Surprenant Defoe. D'après le peu que j'ai pu lire de ses textes ou apprendre à son sujet, c'était un personnage assez original. Il n'est pas aisé de le comprendre, ni humainement, ni littérairement... ou, pour m'exprimer autrement : à l'exception de "Robinson Crusoé" (et même ici j'hésite), je ne sais toujours pas comment me saisir de son oeuvre.
Plusieurs couches successives de plusieurs réalités se superposent dans les textes de Defoe. C'était un filou. Sa prédisposition à jongler librement avec les chiffres (que ce soient les montants ou les dates) pourrait partiellement expliquer sa propre faillite commerciale.
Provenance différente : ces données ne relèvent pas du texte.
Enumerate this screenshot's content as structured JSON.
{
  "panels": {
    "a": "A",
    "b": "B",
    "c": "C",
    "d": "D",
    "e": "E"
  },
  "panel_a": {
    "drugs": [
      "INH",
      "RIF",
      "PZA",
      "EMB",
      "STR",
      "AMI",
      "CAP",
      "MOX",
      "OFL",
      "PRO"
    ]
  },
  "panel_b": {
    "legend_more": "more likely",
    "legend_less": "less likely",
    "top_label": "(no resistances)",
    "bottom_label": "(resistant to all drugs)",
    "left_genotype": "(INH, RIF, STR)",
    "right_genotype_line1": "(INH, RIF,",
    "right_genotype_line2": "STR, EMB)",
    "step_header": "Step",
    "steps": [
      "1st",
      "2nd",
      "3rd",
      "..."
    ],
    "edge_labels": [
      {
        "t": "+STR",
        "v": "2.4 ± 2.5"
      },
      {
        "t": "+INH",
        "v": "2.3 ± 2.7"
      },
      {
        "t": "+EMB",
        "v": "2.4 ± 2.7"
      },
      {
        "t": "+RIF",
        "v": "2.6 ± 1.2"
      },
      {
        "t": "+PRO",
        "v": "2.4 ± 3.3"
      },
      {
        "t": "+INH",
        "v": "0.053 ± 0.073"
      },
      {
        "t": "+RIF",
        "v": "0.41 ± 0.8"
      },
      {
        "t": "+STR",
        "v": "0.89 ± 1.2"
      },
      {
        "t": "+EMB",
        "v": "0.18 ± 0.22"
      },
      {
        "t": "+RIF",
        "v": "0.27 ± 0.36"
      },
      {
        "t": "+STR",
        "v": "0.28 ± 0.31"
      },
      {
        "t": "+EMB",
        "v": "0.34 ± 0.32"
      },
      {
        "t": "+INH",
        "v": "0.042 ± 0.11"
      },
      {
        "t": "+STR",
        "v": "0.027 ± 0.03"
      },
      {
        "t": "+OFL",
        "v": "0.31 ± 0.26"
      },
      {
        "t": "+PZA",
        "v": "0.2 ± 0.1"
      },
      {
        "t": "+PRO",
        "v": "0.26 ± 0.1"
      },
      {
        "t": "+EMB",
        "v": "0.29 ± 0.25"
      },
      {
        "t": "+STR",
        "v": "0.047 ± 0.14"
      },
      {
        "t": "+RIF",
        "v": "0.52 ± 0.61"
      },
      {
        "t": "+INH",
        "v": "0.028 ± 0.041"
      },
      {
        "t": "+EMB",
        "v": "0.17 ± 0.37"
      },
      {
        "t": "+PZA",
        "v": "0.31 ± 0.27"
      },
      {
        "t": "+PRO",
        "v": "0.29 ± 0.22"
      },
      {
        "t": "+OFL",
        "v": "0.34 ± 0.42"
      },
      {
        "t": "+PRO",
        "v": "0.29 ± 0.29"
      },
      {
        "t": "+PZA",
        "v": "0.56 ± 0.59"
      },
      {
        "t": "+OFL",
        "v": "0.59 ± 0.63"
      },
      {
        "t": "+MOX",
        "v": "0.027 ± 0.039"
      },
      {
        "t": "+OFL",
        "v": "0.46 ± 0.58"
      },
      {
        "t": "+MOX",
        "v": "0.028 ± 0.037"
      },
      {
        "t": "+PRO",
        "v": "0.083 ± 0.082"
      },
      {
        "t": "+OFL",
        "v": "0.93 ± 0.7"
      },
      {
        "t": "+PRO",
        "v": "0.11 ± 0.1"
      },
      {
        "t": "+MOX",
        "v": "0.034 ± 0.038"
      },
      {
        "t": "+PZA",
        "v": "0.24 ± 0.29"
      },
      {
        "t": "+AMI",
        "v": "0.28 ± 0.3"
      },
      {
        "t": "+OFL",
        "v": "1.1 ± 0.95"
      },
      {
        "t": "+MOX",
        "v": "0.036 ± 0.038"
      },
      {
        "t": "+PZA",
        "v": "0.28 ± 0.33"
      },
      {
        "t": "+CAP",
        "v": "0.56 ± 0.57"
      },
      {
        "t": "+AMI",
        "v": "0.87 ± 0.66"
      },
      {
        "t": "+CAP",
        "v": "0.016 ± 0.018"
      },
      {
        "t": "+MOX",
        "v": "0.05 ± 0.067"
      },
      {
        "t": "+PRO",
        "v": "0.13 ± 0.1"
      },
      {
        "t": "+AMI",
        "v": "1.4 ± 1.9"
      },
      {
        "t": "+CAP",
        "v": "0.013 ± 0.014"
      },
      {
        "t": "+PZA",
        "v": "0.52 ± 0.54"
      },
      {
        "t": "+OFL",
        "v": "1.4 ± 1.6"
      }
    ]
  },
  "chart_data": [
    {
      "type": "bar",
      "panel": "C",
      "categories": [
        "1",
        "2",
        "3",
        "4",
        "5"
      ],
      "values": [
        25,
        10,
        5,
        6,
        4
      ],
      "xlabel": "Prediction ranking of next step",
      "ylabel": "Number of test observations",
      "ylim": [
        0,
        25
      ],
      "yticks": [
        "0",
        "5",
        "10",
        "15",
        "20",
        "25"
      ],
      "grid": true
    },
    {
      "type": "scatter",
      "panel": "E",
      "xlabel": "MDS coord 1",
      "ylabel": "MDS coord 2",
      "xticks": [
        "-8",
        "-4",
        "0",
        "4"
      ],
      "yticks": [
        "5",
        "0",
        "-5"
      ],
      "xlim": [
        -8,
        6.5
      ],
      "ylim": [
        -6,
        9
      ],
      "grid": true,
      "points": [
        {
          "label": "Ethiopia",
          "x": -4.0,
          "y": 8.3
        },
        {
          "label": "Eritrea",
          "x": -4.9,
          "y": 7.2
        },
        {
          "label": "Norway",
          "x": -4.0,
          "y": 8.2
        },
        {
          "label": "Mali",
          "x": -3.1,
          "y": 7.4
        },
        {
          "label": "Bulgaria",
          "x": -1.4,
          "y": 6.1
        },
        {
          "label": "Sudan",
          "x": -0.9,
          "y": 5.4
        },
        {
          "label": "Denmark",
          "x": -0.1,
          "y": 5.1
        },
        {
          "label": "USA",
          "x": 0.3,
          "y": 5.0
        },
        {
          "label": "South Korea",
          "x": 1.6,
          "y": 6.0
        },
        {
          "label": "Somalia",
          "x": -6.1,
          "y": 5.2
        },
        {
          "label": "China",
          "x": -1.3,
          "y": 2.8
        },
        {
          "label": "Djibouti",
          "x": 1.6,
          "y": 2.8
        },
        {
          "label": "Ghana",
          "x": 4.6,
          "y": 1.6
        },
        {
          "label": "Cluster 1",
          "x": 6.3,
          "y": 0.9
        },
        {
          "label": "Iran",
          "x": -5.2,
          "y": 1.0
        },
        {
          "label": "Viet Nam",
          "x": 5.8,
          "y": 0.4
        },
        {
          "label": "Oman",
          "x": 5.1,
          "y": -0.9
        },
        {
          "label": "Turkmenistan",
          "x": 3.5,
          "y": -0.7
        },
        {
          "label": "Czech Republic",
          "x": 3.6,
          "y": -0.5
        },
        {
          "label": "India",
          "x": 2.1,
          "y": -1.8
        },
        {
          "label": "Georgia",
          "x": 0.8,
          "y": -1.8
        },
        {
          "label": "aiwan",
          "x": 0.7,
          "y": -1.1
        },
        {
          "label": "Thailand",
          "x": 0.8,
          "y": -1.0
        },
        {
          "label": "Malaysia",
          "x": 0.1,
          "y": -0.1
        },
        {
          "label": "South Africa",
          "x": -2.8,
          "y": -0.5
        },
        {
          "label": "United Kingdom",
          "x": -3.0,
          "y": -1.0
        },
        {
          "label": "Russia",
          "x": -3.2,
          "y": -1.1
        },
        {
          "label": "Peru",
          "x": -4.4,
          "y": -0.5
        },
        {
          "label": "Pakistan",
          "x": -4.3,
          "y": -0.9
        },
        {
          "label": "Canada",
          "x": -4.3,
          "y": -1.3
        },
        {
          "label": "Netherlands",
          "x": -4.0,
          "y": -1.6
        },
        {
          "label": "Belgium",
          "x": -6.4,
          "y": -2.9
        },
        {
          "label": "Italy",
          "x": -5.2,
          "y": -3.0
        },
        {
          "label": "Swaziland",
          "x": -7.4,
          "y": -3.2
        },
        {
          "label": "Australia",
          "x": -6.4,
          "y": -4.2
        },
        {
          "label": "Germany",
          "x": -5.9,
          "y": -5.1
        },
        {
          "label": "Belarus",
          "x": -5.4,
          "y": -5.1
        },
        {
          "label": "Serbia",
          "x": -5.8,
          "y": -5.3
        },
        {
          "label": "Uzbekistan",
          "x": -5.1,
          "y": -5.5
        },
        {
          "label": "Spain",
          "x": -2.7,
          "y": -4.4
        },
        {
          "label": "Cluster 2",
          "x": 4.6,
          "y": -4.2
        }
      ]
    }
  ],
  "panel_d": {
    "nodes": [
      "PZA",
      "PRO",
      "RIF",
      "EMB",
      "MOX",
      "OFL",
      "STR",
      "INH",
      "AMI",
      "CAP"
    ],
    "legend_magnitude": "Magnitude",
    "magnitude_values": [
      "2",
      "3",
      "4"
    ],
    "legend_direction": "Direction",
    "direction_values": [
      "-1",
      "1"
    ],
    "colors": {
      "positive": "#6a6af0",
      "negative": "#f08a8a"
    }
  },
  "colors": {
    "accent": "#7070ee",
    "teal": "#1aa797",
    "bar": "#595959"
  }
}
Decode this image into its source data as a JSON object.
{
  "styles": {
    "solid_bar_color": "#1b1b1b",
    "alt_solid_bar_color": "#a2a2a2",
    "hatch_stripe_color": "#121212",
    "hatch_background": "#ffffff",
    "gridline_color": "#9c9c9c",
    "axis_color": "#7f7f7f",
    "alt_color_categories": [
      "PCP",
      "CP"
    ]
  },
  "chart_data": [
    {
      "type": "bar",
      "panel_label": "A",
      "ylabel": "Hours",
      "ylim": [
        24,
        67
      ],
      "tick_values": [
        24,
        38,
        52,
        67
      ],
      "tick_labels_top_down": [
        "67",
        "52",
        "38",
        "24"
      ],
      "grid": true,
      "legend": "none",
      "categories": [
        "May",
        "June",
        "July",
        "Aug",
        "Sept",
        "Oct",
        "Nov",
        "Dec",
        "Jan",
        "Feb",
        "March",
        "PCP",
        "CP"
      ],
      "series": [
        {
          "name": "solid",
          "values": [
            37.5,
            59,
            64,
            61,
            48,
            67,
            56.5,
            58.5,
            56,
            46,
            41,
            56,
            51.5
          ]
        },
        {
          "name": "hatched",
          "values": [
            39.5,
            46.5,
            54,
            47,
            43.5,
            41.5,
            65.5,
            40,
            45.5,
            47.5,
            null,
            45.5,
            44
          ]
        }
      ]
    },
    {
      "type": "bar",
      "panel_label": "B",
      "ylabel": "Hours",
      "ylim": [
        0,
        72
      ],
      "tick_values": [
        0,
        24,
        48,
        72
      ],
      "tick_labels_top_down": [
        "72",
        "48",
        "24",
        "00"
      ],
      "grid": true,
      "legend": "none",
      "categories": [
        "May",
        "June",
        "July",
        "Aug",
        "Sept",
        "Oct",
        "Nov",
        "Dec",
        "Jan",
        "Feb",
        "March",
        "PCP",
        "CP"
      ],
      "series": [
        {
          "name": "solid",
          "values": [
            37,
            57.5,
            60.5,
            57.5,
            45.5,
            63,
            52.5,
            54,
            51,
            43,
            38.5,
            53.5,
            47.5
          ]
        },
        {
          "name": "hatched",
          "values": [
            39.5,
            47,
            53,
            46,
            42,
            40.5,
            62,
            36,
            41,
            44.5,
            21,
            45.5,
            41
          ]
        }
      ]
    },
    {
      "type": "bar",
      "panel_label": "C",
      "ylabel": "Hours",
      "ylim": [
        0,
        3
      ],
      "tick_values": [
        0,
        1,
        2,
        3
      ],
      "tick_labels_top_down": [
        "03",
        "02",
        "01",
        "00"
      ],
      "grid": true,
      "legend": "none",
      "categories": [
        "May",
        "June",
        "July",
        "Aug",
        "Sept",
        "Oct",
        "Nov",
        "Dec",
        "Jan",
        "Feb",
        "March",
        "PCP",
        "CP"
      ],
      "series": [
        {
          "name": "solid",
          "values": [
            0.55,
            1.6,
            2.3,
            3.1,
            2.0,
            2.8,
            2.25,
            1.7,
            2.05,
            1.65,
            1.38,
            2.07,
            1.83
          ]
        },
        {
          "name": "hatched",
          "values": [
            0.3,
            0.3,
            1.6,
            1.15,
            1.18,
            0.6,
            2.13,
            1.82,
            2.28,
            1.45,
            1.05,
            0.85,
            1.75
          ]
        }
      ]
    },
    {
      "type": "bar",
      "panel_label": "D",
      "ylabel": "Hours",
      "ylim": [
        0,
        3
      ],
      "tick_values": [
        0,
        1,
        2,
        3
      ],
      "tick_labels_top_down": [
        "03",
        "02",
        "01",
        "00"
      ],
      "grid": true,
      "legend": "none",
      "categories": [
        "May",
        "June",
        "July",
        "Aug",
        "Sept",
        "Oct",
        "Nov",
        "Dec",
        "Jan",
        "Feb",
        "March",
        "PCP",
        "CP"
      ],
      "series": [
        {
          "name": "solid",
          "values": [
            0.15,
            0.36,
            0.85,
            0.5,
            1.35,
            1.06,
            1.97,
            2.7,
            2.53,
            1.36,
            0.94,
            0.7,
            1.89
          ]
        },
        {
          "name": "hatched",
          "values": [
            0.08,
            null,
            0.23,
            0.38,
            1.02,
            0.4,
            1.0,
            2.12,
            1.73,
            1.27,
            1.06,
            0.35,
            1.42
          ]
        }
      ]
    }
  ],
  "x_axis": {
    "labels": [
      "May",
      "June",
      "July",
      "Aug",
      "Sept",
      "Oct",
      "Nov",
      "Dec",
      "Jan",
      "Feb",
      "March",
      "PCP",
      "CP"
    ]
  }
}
Son talent pour mener le lecteur par le bout du nez pourrait nous éclairer sur les raisons de sa réussite sociale, qui a atteint son apothéose au service de l'espionnage d'Etat. Et cette image d'homme-caméléon est encore rehaussée par les 198 pseudonymes divers que Defoe utilisa durant sa carrière de pamphlétaire et d'écrivain.

J'aurais pu m'épargner cette introduction, mais elle me semble utile pour aborder "Lady Roxana ou L'Heureuse maîtresse" (accessoirement "L'Heureuse catin" - ancienne traduction bien commode pour éviter un mauvais choix de cadeau pour la pédagogue de votre pitchoun à la fin de l'année scolaire).
Cette "confession", ou plutôt l'autobiographie fictive d'une femme déchue (déçue ?) est présentée comme un seul long chapitre dans sa version originale. Malgré tout ce que j'aurais pu lui reprocher (retours et répétitions à profusion, pages interminables de calculs et combines pour accroître une fortune...), l'histoire était captivante et m'a fait brasser tout un tas d'émotions intéressantes. Roxana, dont le lecteur n'apprendra jamais le prénom véritable (tout comme pour les autres noms, titres, lieux...) est une protagoniste qui a réussi à changer avec succès mes sympathies initiales en mépris et en dégoût absolus, au fur et à mesure de ses déboires.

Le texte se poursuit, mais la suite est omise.